My Happy New Year was spent on an island paradise. My supportive work, my family, and fate aligned to give me the gift of attending an important conference on Maui.

The conference was held at the Sheraton in Ka’anapali near Lahaina in West Maui. Black Rock (Pu’u Keka’a) could be clearly seen from my room—a large outcropping of lava rock, it’s known as one of the best snorkelling locations on the island, and the Sheraton is actually built right around and on top of this rock:

From the pool, vast Ka’anapali beach is a few steps away, offering a handy occupation on post-conference afternoons:

Looking back after snorkelling and diving in a half dozen of the top recommended destinations around the island (Kahekili, Ulua, ‘Ahihi Cove, Dumps, …), snorkelling around Black Rock was without equal.
Take five steps into the water, and as soon as your head dips below the surface, the previously hidden world of the fishes appears. You can float lightly over the sand, explore the vertical rock shelf to increasing depths, round the corner into rougher seas and float over extensive coral at various depths, and ultimately find yourself a complete foreigner in deep waters with the looming lava dropping from the surface down into the distant sand, with excellent visibility revealing the turtles, fevers of spotted rays, and schools of fish meandering by.
One can then warm basking on the rock, surveying the slumbering neighbour islands, and culminate the afternoon cliff diving into twilight…which was so much fun.

Now start the evening with a Mai Tai…

…or two…

…or…



(I made sure to do my sleeping not much outside of between 2:00am and 7:00am to fit in the maximum goodness.)

Following the conference, I explored the remote north-west arc of the island, of which the Nakalele Blowhole, Olivine Pools, and brutal waves were the highlights.
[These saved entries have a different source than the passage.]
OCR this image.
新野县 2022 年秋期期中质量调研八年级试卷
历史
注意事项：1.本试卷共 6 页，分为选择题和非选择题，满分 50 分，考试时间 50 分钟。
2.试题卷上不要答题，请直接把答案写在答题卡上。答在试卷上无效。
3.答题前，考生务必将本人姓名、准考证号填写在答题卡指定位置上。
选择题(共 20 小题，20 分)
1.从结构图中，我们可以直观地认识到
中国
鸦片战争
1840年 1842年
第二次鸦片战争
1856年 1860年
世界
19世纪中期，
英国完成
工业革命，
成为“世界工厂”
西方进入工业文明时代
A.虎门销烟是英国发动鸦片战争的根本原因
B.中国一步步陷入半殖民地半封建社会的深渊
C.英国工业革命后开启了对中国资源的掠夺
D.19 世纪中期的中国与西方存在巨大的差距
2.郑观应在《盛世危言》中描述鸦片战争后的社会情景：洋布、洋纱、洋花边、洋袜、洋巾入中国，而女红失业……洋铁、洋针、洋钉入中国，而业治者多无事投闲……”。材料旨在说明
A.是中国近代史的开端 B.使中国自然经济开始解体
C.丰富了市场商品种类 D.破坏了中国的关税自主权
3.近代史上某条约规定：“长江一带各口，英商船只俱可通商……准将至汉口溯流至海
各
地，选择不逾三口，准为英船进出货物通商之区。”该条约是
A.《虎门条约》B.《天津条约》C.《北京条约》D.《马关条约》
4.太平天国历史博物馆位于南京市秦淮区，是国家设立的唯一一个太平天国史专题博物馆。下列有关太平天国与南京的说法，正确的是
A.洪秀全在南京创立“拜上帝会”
Next was a sampling of the world famous southern beaches. Big Beach should have been called Grand Beach. Dumps had some very interesting snorkelling/swimming, with the power of the waves pushing and pulling you more than 10 feet in each direction with every surge, amidst hundreds of fish of every colour and description, like being roughly rocked together in a snowglobe-aquarium. And dodging around the jagged rock while in the push and pull of the surge was a lot like slalom skiing.
And then? Along the lush, winding, narrow Road to Hana, with its dozens of waterfalls.

Past Hana there is a one-of-a-kind hike called the Pipiwai Trail that pushes up the Kipahulu Gap past waterfall after waterfall, and through bamboo forests, to end at the towering 400ft Waimoku Falls. Only half way around the island and already at 3:30pm, with the reportedly sketchiest part of the drive ahead (overhanging rock, one lane, no pavement, barren with no civilization), I ran the 3-5h hike in 1h, regrettably missing a swim in the so-called Seven Sacred Pools (‘Ohe’o Gulch) and in the infinity pool at the top of 200ft Makahiku Falls. It’s a ridiculous comparison, like comparing the beauty of two angels, but for mid-waterfall pools, the Kuang Si waterfalls in Laos are still unrivalled in my mind.

What else was on the list? A 20km hike through Haleakala’s crater at 10,000ft of course!

There were at least two alien species in the crater: silverswords…

…and…

I don’t know if it was the altitude, or the sudden solitude (the only people I saw was the group near the top heading into the cabin, and the group near the bottom coming out of the cabin), or the accumulation of adventure-days, but I had an out-of-mind experience that is essentially life-changing (sorry, that’s all I’m going to say!).
Part way along I realized why the perspective of the horizon looked so unusual…being at such a high altitude, with the water so near, meant that the ocean filled a shockingly large portion of the sky. You can get a sense of this from my favourite photo here:

Now it’s getting almost silly how many of the “top tourist activities” I fit into my short time…I even made it to the summit in time for the coveted sunset.


It’s a funny fact that it was here, on Maui, that I experienced the coldest wind in my life (remember, I live in the Yukon).
Lifelong memories in hand, with a new story to tell, it was time to say farewell.